Don't believe me? Christian kids are going to camps which justify themselves by invoking terrorism. The director of the bible camp Kids on Fire says, “I want to see them as radically laying down their lives for the gospel as they are in Palestine, Pakistan and all those different places because, excuse me, we have the truth.” I don't care if she thinks they have the truth, I just care that the fact that somebody is brainwashing boys into blowing themselves up on the West Bank somehow means we have to do it too? Their stated goal is to take back America for Christians, and they pop balloons that say "government" on them as part of some exercise to identify their enemies. Then they all pray in front of a cardboard cut-out of... the president. Here's the thing, they have to be victims of an oppressive wave of secular culture that's out to destroy them, and they have to be losing. Government is the enemy, but somehow President Bush is not part of that, because he's a victim too.

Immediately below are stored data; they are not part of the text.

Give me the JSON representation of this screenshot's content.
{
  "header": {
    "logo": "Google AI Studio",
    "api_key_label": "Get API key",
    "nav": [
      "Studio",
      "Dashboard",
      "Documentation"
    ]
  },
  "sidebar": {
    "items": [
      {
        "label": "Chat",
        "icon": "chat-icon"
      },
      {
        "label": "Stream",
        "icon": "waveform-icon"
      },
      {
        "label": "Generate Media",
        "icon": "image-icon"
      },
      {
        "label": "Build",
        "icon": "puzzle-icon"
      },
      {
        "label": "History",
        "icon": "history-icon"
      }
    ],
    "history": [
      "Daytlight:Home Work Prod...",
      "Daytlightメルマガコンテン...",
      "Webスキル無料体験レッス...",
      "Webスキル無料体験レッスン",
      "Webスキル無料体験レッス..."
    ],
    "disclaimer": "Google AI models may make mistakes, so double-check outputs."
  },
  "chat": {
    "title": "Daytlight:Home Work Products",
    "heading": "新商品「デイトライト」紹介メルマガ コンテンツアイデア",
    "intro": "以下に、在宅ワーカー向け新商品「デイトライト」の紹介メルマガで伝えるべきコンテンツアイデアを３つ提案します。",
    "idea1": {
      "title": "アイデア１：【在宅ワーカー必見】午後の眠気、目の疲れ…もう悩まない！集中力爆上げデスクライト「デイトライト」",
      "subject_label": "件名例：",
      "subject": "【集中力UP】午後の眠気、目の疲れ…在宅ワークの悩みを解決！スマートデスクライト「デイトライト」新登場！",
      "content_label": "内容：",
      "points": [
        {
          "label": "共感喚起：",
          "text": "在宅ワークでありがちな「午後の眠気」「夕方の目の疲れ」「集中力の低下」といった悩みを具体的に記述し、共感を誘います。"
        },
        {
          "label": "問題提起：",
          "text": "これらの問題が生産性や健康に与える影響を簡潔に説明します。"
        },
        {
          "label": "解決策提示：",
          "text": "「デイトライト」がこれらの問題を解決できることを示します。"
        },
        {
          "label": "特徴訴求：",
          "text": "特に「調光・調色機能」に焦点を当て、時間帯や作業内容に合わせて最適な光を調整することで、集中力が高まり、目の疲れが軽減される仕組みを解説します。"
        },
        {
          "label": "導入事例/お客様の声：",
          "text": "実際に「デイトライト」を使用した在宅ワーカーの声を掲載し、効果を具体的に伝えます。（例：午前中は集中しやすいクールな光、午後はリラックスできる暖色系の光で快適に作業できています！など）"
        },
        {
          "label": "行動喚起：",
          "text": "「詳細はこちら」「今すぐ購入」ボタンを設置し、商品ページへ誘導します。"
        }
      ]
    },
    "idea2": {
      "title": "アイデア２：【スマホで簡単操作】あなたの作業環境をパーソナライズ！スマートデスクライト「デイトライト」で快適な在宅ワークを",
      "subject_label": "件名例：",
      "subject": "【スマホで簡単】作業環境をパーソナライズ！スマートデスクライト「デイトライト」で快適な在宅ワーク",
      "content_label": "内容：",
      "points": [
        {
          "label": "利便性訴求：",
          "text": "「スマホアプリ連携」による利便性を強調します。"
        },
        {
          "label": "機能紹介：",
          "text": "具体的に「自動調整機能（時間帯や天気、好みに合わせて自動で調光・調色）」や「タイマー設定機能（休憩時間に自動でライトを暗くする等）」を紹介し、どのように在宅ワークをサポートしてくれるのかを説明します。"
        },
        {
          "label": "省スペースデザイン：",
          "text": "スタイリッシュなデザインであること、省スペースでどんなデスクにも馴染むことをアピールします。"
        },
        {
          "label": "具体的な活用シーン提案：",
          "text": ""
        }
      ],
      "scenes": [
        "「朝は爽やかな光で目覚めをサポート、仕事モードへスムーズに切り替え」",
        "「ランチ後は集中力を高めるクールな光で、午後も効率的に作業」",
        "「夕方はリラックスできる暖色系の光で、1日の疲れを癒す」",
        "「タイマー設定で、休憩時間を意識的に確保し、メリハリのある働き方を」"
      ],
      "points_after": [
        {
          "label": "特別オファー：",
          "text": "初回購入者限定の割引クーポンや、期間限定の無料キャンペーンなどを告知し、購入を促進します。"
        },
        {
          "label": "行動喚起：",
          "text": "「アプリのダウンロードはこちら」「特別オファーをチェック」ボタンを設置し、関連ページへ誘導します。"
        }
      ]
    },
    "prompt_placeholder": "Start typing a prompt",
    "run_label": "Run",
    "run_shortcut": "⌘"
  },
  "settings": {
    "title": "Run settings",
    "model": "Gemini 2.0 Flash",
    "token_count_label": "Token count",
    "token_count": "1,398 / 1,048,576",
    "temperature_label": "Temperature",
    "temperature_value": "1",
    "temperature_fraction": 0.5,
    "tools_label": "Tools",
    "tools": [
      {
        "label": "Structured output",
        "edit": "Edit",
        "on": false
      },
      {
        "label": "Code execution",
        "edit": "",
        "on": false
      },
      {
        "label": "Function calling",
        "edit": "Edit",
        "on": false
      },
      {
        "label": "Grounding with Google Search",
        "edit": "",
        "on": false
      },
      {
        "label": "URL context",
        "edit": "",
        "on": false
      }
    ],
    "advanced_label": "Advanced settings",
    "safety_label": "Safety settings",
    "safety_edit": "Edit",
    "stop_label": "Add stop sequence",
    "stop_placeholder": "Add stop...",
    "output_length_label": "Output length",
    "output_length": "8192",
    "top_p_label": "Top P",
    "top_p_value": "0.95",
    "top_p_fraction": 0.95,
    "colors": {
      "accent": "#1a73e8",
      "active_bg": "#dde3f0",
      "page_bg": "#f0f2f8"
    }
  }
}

My favorite though for the special ethical status of victims is the way for instance, women apparently identified with Kathy Bates breaking a man's ankles in Misery because even if it was a psychotic act of violence, it was still empowering. And it's not so ridiculous, the pervasive sugar-and-spice myth does make life that much worse for everybody, and it can take an image like a psychotic female stalker to make us even aware of it. What's weird though is being able to be proud of it somehow, like only being able to respond emotionally to the politics, and again you have to put aside any ethical or moral response. Sure it's fun to threaten the ruling class, but it's not so much fun when everybody's a victim, because then you get things in the same vein like Sen. George Allen saying he had a Confederate flag, a picture of confederate soldiers, and a noose in his office because of his rebellious youth. Invoking slavery and lynchings while governor of a southern state is certainly rebellious to common decency. My favorite though are these t-shirts from Aryan Wear, modeled here by white supremacist folk singers Prussian Blue.

They claim they're all about pride, not hatred, but can invoke mass murder on a scale so large as to have permanently changed institutions throughout the western world, and it works, because now they really are the victims of hatred, mine. Seriously, the sight of them does make me angry, but fortunately, I'm not a terrorist, and I don't care what they wear or sing or where they do it, I just worry about who's dumb enough to listen.